Closed thejurassic closed 1 year ago
Can I also get clarification on how MeetsRetentionPolicy is calculated?
If i have a camera that records on motion and is in a room that is rarely visited and so only has recordings for say 1 day every 14 days, is there a chance that this MeetsRetentionPolicy will be FALSE when it should be counted as TRUE? EG, if the retention policy is 30 days, but the only recordings that exist for a camera are from 2 days ago because in the last 30 days the only time the camera detected motion was 2 days ago. Would this show MeetsRetentionPolicy as FALSE becuase it thinks the earliest footage is 2 days ago instead of 30? OR is it smart enough to know that there WOULD have been recordings from 30 days ago if there was motion 30 days ago?
From the output im seeing, I'm guessing the answer is that it would consider the above scenario as MeetsRetentionPolicy is FALSE. Ive also got a similar issue where we had recording disabled on a few cameras but the recording server policy is 30 days and we only enabled recording on these cameras 10 days ago.

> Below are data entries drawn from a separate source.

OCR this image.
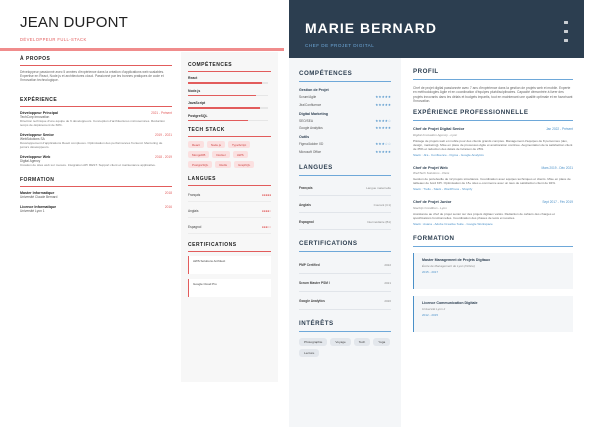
JEAN DUPONT
DÉVELOPPEUR FULL-STACK
À PROPOS
Développeur passionné avec 5 années d'expérience dans la création d'applications web scalables. Expertise en React, Node.js et architectures cloud. Passionné par les bonnes pratiques de code et l'innovation technologique.
EXPÉRIENCE
Développeur Principal	2021 - Présent
TechCorp Innovation
Direction technique d'une équipe de 6 développeurs. Conception d'architectures microservices. Réduction temps de déploiement de 60%.
Développeur Senior	2019 - 2021
WebSolutions SA
Développement d'applications React complexes. Optimisation des performances frontend. Mentoring de juniors développeurs.
Développeur Web	2018 - 2019
Digital Agency
Création de sites web sur mesure. Intégration API REST. Support client et maintenance applicative.
FORMATION
Master Informatique	2018
Université Claude Bernard
Licence Informatique	2016
Université Lyon 1
COMPÉTENCES
React
Node.js
JavaScript
PostgreSQL
TECH STACK
React	Node.js	TypeScript
MongoDB	Docker	AWS
PostgreSQL	Redis	GraphQL
LANGUES
Français	●●●●●
Anglais	●●●●○
Espagnol	●●●○○
CERTIFICATIONS
AWS Solutions Architect
Google Cloud Pro
MARIE BERNARD
CHEF DE PROJET DIGITAL
COMPÉTENCES
Gestion de Projet
Scrum/Agile	★★★★★
Jira/Confluence	★★★★★
Digital Marketing
SEO/SEA	★★★★☆
Google Analytics	★★★★★
Outils
Figma/Adobe XD	★★★☆☆
Microsoft Office	★★★★★
LANGUES
Français	Langue maternelle
Anglais	Courant (C1)
Espagnol	Intermédiaire (B1)
CERTIFICATIONS
PMP Certified	2022
Scrum Master PSM I	2021
Google Analytics	2020
INTÉRÊTS
Photographie	Voyage	Tech	Yoga
Lecture
PROFIL
Chef de projet digital passionnée avec 7 ans d'expérience dans la gestion de projets web et mobile. Experte en méthodologies Agile et en coordination d'équipes pluridisciplinaires. Capacité démontrée à livrer des projets innovants dans les délais et budgets impartis, tout en maintenant une qualité optimale et en favorisant l'innovation.
EXPÉRIENCE PROFESSIONNELLE
Chef de Projet Digital Senior	Jan 2022 - Présent
Digital Innovation Agency - Lyon
Pilotage de projets web et mobile pour des clients grands comptes. Management d'équipes de 8 personnes (dev, design, marketing). Mise en place de processus Agile et amélioration continue. Augmentation de la satisfaction client de 35% et réduction des délais de livraison de 25%.
Stack : Jira - Confluence - Figma - Google Analytics
Chef de Projet Web	Mars 2019 - Déc 2021
WebTech Solutions - Paris
Gestion de portefeuille de 12 projets simultanés. Coordination avec équipes techniques et clients. Mise en place de tableaux de bord KPI. Optimisation de 15+ sites e-commerce avec un taux de satisfaction client de 92%.
Stack : Trello - Slack - WordPress - Shopify
Chef de Projet Junior	Sept 2017 - Fév 2019
StartUp Condition - Lyon
Assistance au chef de projet senior sur des projets digitaux variés. Rédaction de cahiers des charges et spécifications fonctionnelles. Coordination des phases de tests et recettes.
Stack : Asana - Adobe Creative Suite - Google Workspace
FORMATION
Master Management de Projets Digitaux
École de Management de Lyon (Online)
2015 - 2017
Licence Communication Digitale
Université Lyon 2
2012 - 2015
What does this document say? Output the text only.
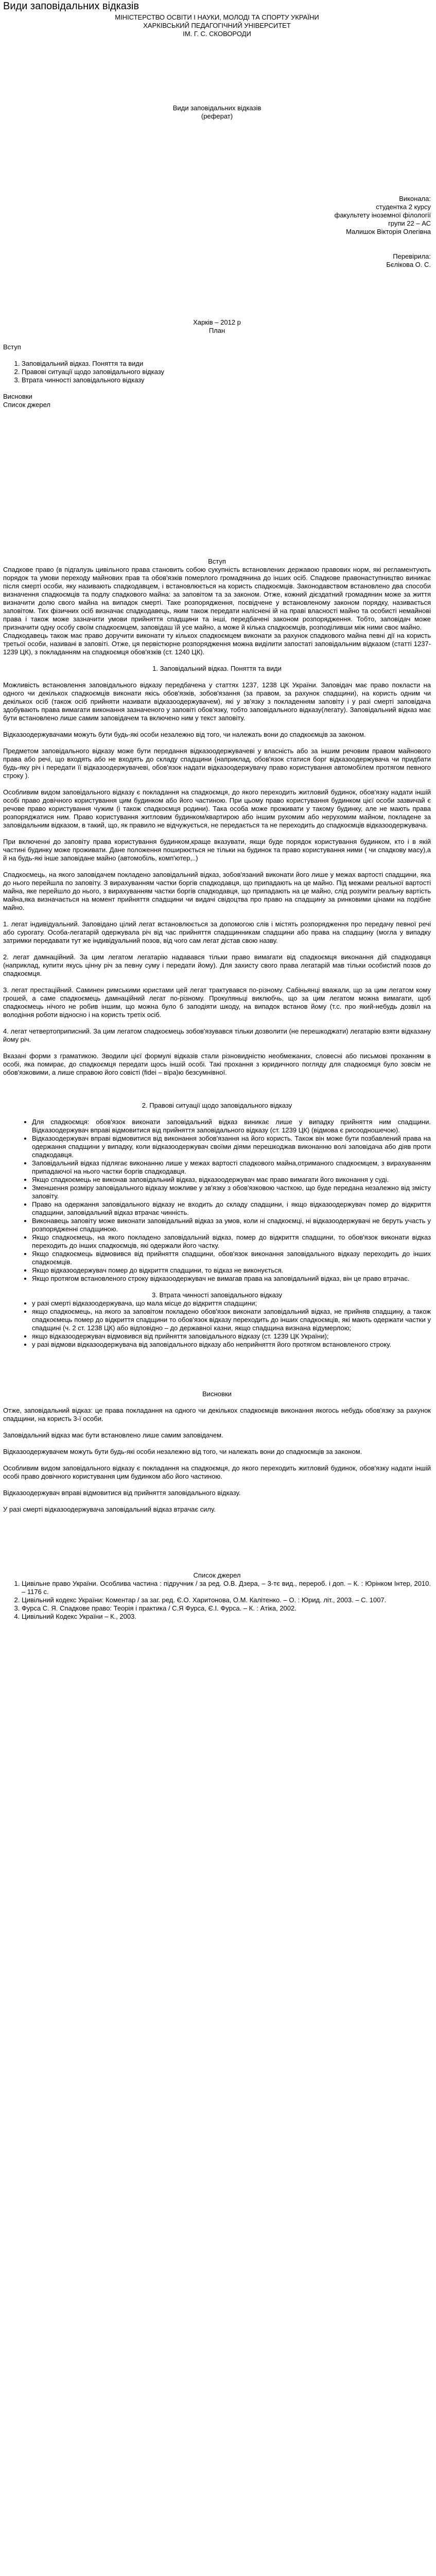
Види заповідальних відказів

МІНІСТЕРСТВО ОСВІТИ І НАУКИ, МОЛОДІ ТА СПОРТУ УКРАЇНИ

ХАРКІВСЬКИЙ ПЕДАГОГІЧНИЙ УНІВЕРСИТЕТ

ІМ. Г. С. СКОВОРОДИ

Види заповідальних відказів

(реферат)

Виконала:

студентка 2 курсу

факультету іноземної філології

групи 22 – АС

Малишок Вікторія Олегівна

Перевірила:

Бєлікова О. С.

Харків – 2012 р

План

Вступ

1. Заповідальний відказ. Поняття та види
2. Правові ситуації щодо заповідального відказу
3. Втрата чинності заповідального відказу

Висновки

Список джерел

Вступ

Спадкове право (в підгалузь цивільного права становить собою сукупність встановлених державою правових норм, які регламентують порядок та умови переходу майнових прав та обов'язків померлого громадянина до інших осіб. Спадкове правонаступництво виникає після смерті особи, яку називають спадкодавцем, і встановлюється на користь спадкоємців. Законодавством встановлено два способи визначення спадкоємців та подлу спадкового майна: за заповітом та за законом. Отже, кожний дієздатний громадянин може за життя визначити долю свого майна на випадок смерті. Таке розпорядження, посвідчене у встановленому законом порядку, називається заповітом. Тих фізичних осіб визначає спадкодавець, яким також передати наліснені ій на праві власності майно та особисті немайнові права і також може зазначити умови прийняття спадщини та інші, передбачені законом розпорядження. Тобто, заповідач може призначити одну особу своїм спадкоємцем, заповідаш їй усе майно, а може й кілька спадкоємців, розподіливши між ними своє майно.

Спадкодавець також має право доручити виконати ту кількох спадкоємцем виконати за рахунок спадкового майна певні дії на користь третьої особи, називані в заповіті. Отже, ця первістюрне розпорядження можна виділити запостаті заповідальним відказом (статті 1237-1239 ЦК), з покладанням на спадкоємця обов'язків (ст. 1240 ЦК).

1. Заповідальний відказ. Поняття та види

Можливість встановлення заповідального відказу передбачена у статтях 1237, 1238 ЦК України. Заповідач має право покласти на одного чи декількох спадкоємців виконати якісь обов'язків, зобов'язання (за правом, за рахунок спадщини), на користь одним чи декількох осіб (також осіб прийняти називати відказоодержувачем), які у зв'язку з покладенням заповіту і у разі смерті заповідача здобувають права вимагати виконання зазначеного у заповіті обов'язку, тобто заповідального відказу(легату). Заповідальний відказ має бути встановлено лише самим заповідачем та включено ним у текст заповіту.

Відказоодержувачами можуть бути будь-які особи незалежно від того, чи належать вони до спадкоємців за законом.

Предметом заповідального відказу може бути передання відказоодержувачеві у власність або за іншим речовим правом майнового права або речі, що входять або не входять до складу спадщини (наприклад, обов'язок статися борг відказоодержувача чи придбати будь-яку річ і передати її відказоодержувачеві, обов'язок надати відказоодержувачу право користування автомобілем протягом певного строку ).

Особливим видом заповідального відказу є покладання на спадкоємця, до якого переходить житловий будинок, обов'язку надати іншій особі право довічного користування цим будинком або його частиною. При цьому право користування будинком цієї особи зазвичай є речове право користування чужим (і також спадкоємця родини). Така особа може проживати у такому будинку, але не мають права розпоряджатися ним. Право користування житловим будинком/квартирою або іншим рухомим або нерухомим майном, покладене за заповідальним відказом, в такий, що, як правило не відчужується, не передається та не переходить до спадкоємців відказоодержувача.

При включенні до заповіту права користування будинком,краще вказувати, якщи буде порядок користування будинком, кто і в якій частині будинку може проживати. Дане положення поширюється не тільки на будинок та право користування ними ( чи спадкову масу),а й на будь-які інше заповідане майно (автомобіль, комп'ютер,..)

Спадкоємець, на якого заповідачем покладено заповідальний відказ, зобов'язаний виконати його лише у межах вартості спадщини, яка до нього перейшла по заповіту. З вирахуванням частки боргів спадкодавця, що припадають на це майно. Під межами реальної вартості майна, яке перейшло до нього, з вирахуванням частки боргів спадкодавця, що припадають на це майно, слід розуміти реальну вартість майна,яка визначається на момент прийняття спадщини чи видачі свідоцтва про право на спадщину за ринковими цінами на подібне майно.

1. легат індивідуальний. Заповідано цілий легат встановлюється за допомогою слів і містять розпорядження про передачу певної речі або сурогату. Особа-легатарій одержувала річ від час прийняття спадщинникам спадщини або права на спадщину (могла у випадку затримки передавати тут же індивідуальний позов, від чого сам легат дістав свою назву.

2. легат дамнаційний. За цим легатом легатарію надавався тільки право вимагати від спадкоємця виконання дій спадкодавця (наприклад, купити якусь цінну річ за певну суму і передати йому). Для захисту свого права легатарій мав тільки особистий позов до спадкоємця.

3. легат престаційний. Саминен римськими юристами цей легат трактувався по-різному. Сабіньянці вважали, що за цим легатом кому грошей, а саме спадкоємець дамнаційний легат по-різному. Прокуляньці виклюбчь, що за цим легатом можна вимагати, щоб спадкоємець нічого не робив іншим, що можна було б заподіяти шкоду, на випадок встанов йому (т.с. про який-небудь дозвіл на володіння роботи відносно і на користь третіх осіб.

4. легат четвертоприписний. За цим легатом спадкоємець зобов'язувався тільки дозволити (не перешкоджати) легатарію взяти відказану йому річ.

Вказані форми з граматикою. Зводили цієї формулі відказів стали різновидністю необмежаних, словесні або письмові проханням в особі, яка помирає, до спадкоємця передати щось іншій особі. Такі прохання з юридичного погляду для спадкоємця було зовсім не обов'язковими, а лише справою його совісті (fidei – віра)ю безсумнівної.

2. Правові ситуації щодо заповідального відказу

• Для спадкоємця: обов'язок виконати заповідальний відказ виникає лише у випадку прийняття ним спадщини. Відказоодержувач вправі відмовитися від прийняття заповідального відказу (ст. 1239 ЦК) (відмова є рисоодношечою).
• Відказоодержувач вправі відмовитися від виконання зобов'язання на його користь. Також він може бути позбавлений права на одержання спадщини у випадку, коли відказоодержувач своїми діями перешкоджав виконанню волі заповідача або діяв проти спадкодавця.
• Заповідальний відказ підлягає виконанню лише у межах вартості спадкового майна,отриманого спадкоємцем, з вирахуванням припадаючої на нього частки боргів спадкодавця.
• Якщо спадкоємець не виконав заповідальний відказ, відказоодержувач має право вимагати його виконання у суді.
• Зменшення розміру заповідального відказу можливе у зв'язку з обов'язковою часткою, що буде передана незалежно від змісту заповіту.
• Право на одержання заповідального відказу не входить до складу спадщини, і якщо відказоодержувач помер до відкриття спадщини, заповідальний відказ втрачає чинність.
• Виконавець заповіту може виконати заповідальний відказ за умов, коли ні спадкоємці, ні відказоодержувачі не беруть участь у розпорядженні спадщиною.
• Якщо спадкоємець, на якого покладено заповідальний відказ, помер до відкриття спадщини, то обов'язок виконати відказ переходить до інших спадкоємців, які одержали його частку.
• Якщо спадкоємець відмовився від прийняття спадщини, обов'язок виконання заповідального відказу переходить до інших спадкоємців.
• Якщо відказоодержувач помер до відкриття спадщини, то відказ не виконується.
• Якщо протягом встановленого строку відказоодержувач не вимагав права на заповідальний відказ, він це право втрачає.

3. Втрата чинності заповідального відказу

• у разі смерті відказоодержувача, що мала місце до відкриття спадщини;
• якщо спадкоємець, на якого за заповітом покладено обов'язок виконати заповідальний відказ, не прийняв спадщину, а також спадкоємець помер до відкриття спадщини то обов'язок відказу переходить до інших спадкоємців, які мають одержати частки у спадщині (ч. 2 ст. 1238 ЦК) або відповідно – до державної казни, якщо спадщина визнана відумерлою;
• якщо відказоодержувач відмовився від прийняття заповідального відказу (ст. 1239 ЦК України);
• у разі відмови відказоодержувача від заповідального відказу або неприйняття його протягом встановленого строку.

Висновки

Отже, заповідальний відказ: це права покладання на одного чи декількох спадкоємців виконання якогось небудь обов'язку за рахунок спадщини, на користь 3-ї особи.

Заповідальний відказ має бути встановлено лише самим заповідачем.

Відказоодержувачем можуть бути будь-які особи незалежно від того, чи належать вони до спадкоємців за законом.

Особливим видом заповідального відказу є покладання на спадкоємця, до якого переходить житловий будинок, обов'язку надати іншій особі право довічного користування цим будинком або його частиною.

Відказоодержувач вправі відмовитися від прийняття заповідального відказу.

У разі смерті відказоодержувача заповідальний відказ втрачає силу.

Список джерел

1. Цивільне право України. Особлива частина : підручник / за ред. О.В. Дзера, – 3-тє вид., перероб. і доп. – К. : Юрінком Інтер, 2010. – 1176 с.
2. Цивільний кодекс України: Коментар / за заг. ред. Є.О. Харитонова, О.М. Калітенко. – О. : Юрид. літ., 2003. – С. 1007.
3. Фурса С. Я. Спадкове право: Теорія і практика / С.Я Фурса, Є.І. Фурса. – К. : Атіка, 2002.
4. Цивільний Кодекс України – К., 2003.
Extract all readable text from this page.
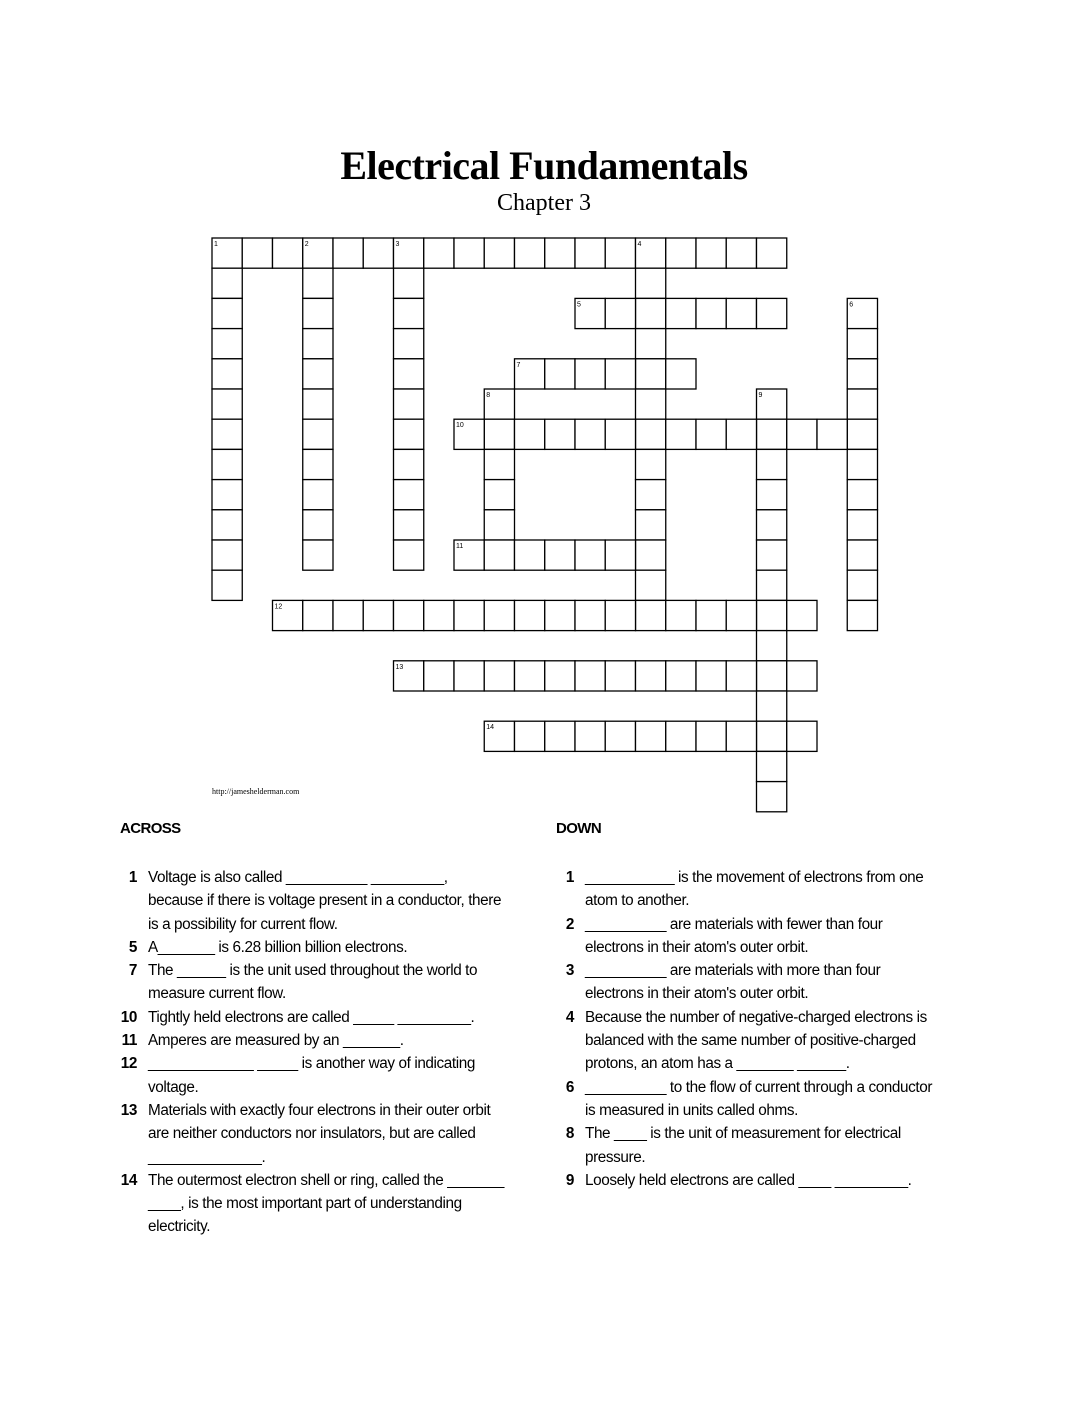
Electrical Fundamentals
Chapter 3
1	2	3	4
5	6
7
8	9
10
11
12
13
14
http://jameshelderman.com
ACROSS	DOWN
1 Voltage is also called __________ _________, because if there is voltage present in a conductor, there is a possibility for current flow.
5 A_______ is 6.28 billion billion electrons.
7 The ______ is the unit used throughout the world to measure current flow.
10 Tightly held electrons are called _____ _________.
11 Amperes are measured by an _______.
12 _____________ _____ is another way of indicating voltage.
13 Materials with exactly four electrons in their outer orbit are neither conductors nor insulators, but are called ______________.
14 The outermost electron shell or ring, called the _______ ____, is the most important part of understanding electricity.
1 ___________ is the movement of electrons from one atom to another.
2 __________ are materials with fewer than four electrons in their atom's outer orbit.
3 __________ are materials with more than four electrons in their atom's outer orbit.
4 Because the number of negative-charged electrons is balanced with the same number of positive-charged protons, an atom has a _______ ______.
6 __________ to the flow of current through a conductor is measured in units called ohms.
8 The ____ is the unit of measurement for electrical pressure.
9 Loosely held electrons are called ____ _________.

Any ideas how we could factor in the 3 scenarios ive listed into the MeetsRetentionPolicy property? I'm wanting to run this report daily but only alert us if MeetsRetentionPolicy is FALSE, and I dont want to be alerted in in these cases.
I understand it may be desired to leave the MeetsRetentionPolicy calculations as is.. Could we perhaps add another property in the resulting object for ShouldMeetRetentionPolicy where by it factors in:
If we can have this proposed ShouldMeetRetentionPolicy property, then we can be alerted of any cameras that fail this check which means we wont suffer from alert fatigue.
Failing that, could you let me know how we could filter out the report to remove devices flagged as ShouldMeetRetentionPolicy =TRUE but meet the above conditions, and I can then process the output in my scripts to remove these before I alert on them. I guess I need to know how I can find the audit events for a device recording setting turned on/off, how to find motion events for a camera, how to find camera added events.
Many thanks, really like this powershell module :)
Hi Matt,
Great questions/requests here - you are correct that the Get-VmsCameraReport
cmdlet assumes that you're not meeting the retention if the oldest image available isn't at least as old as "now minus 30 days" or whatever the retention is for that camera's storage. And this is definitely flawed in a few ways, including what you've described...
I can definitely implement a change for the third item in that list, but the first two I'm not sure what should be done to the existing cmdlet to make it more useful here, and in a way that is valuable to anyone using the cmdlet. I could probably add a sensitivity value for the retention column with a default value of maybe 24 hours, let people override it if they need to, and then only say a camera doesn't meet retention if it's short by more than that threshold?
For motion events, you could use Get-EventLine
to look for motion events but I think you'll need to make sure those are retained for some number of days by going to Tools > Options in Management Client first. For audit logs, you could do something like this...
Get-VmsLog -LogType Audit -Tail -Minutes 5 | Where-Object 'Message Text' -like 'Recording disabled*'
<# Sample output
Message text : Recording disabled on 'Camera 2'.
Permission : Granted
Category : Management
Source type : Server
Source name : Camera 2
User : domain\username
User location : 192.168.1.101
#>
Could we make the MeetsRetentionPolicy factor in newly added devices where they havnt been operating long enough to meet the retention policy? EG if retention policy is 30 days, but camera was only added 10 days ago, and we have last 10 days of recordings, then MeetsRetentionPolicy should be TRUE. If however it was added 10 days ago but only have recordings for last 5 days then should say FALSE.